Avec Mythologies (1954-1956), Roland Barthes faisait l’hypothèse que sous les images médiatiques, il y a des histoires. Cette proposition suggère un changement d’échelle. Plutôt qu’à partir de la grille œuvre/auteur, elle propose, à la manière de l’anthropologie, l’analyse d’une société à partir de ses mythes. Poursuivant ce programme, on tentera de comprendre le rôle des images dans les industries culturelles du XXe siècle. Le système mass-médiatique s’adresse à tous à travers l’image. Comme la culture chrétienne médiévale, il s’appuie sur la puissance de la figuration pour favoriser l’objectivation du récit, et fait de l’imaginaire le moteur d’une société. À travers une série d'études de cas, on tentera de jeter les bases d'une histoire de la culture visuelle.

Suivi et validation pour le master : Obligatoire sur l'année (bi-mensuel)

Mentions & spécialités :

Domaine de l'affiche : Histoire - Problèmes généraux

Intitulé général : Histoire visuelle

Renseignements : sur rendez-vous : http://www.gunthert.fr.
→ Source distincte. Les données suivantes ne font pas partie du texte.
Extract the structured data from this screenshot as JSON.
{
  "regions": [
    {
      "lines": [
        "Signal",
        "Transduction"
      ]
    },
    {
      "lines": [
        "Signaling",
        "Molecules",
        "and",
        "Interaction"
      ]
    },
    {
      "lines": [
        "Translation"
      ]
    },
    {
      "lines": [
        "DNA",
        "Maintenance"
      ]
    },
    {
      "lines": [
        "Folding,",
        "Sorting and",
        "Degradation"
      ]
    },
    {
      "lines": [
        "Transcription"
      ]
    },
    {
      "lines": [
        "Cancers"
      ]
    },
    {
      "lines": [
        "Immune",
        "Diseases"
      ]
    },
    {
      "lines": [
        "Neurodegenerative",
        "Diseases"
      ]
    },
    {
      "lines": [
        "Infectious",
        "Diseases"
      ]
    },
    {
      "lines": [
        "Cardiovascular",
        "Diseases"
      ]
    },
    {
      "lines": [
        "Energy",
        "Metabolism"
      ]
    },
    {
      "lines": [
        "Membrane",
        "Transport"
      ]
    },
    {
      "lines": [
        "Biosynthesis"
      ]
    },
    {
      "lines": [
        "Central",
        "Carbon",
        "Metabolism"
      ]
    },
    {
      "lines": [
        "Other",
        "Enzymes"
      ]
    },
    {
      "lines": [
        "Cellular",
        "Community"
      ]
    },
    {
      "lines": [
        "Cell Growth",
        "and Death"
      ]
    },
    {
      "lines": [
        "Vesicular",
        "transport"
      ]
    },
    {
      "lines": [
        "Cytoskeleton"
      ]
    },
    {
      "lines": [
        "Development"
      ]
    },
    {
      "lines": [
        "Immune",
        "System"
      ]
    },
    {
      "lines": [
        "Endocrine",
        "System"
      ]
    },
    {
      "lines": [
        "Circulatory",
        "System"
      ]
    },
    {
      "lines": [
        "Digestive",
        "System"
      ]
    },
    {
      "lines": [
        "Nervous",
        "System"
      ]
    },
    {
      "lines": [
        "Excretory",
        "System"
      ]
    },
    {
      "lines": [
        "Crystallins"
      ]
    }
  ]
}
Direction de travaux d'étudiants : le jeudi après-midi sur rendez-vous.

Réception : le jeudi après-midi sur rendez-vous.

Niveau requis : séminaire de recherche ouvert aux étudiants formés en histoire, histoire de l'art, études cinématographiques ou études visuelles à partir de la licence et auditeurs libres.

Site web : http://culturevisuelle.org/mim/

Adresse(s) électronique(s) de contact : gunthert(at)lhivic.org

Compte rendu

La session 2010-2011 du séminaire a d’abord été consacrée à approfondir la notion de culture populaire, progressivement reconfigurée par les industries culturelles durant la période contemporaine. Le caractère industriel explique la production de représentations consensuelles largement diffusées, qui nourrissent aussi bien les nationalismes que les campagnes de santé publique.
L’accent mis sur la détermination médiatique comme creuset d’une opinion commune a permis de dégager le rôle fondamental de la construction critique, médiation à fonction prescriptive, dont le principe majeur est que la valeur d’une œuvre constitue une réalité objective, dont l’interprétation doit faire consensus et la signification s’imposer à la société.
Plutôt que de cantonner l’analyse culturelle à la projection des significations, dans la continuité du modèle critique, il paraît plus pertinent de prendre en considération l’ensemble formé par l’œuvre et sa réception, dont la construction interprétative fait partie intégrante. Les pratiques culturelles apparaissent dès lors comme le théâtre de la production des significations, qui constitue le véritable objet de la recherche.
La poursuite de l’analyse des pratiques iconographiques de la presse a par ailleurs fait apparaître la notion d’usage illustratif du document photographique. En combinaison avec le titre d’article, l’image fournit un outil de qualification de l’information, élément essentiel de la narratologie journalistique.

Dernière modification de cette fiche : 8 mars 2011.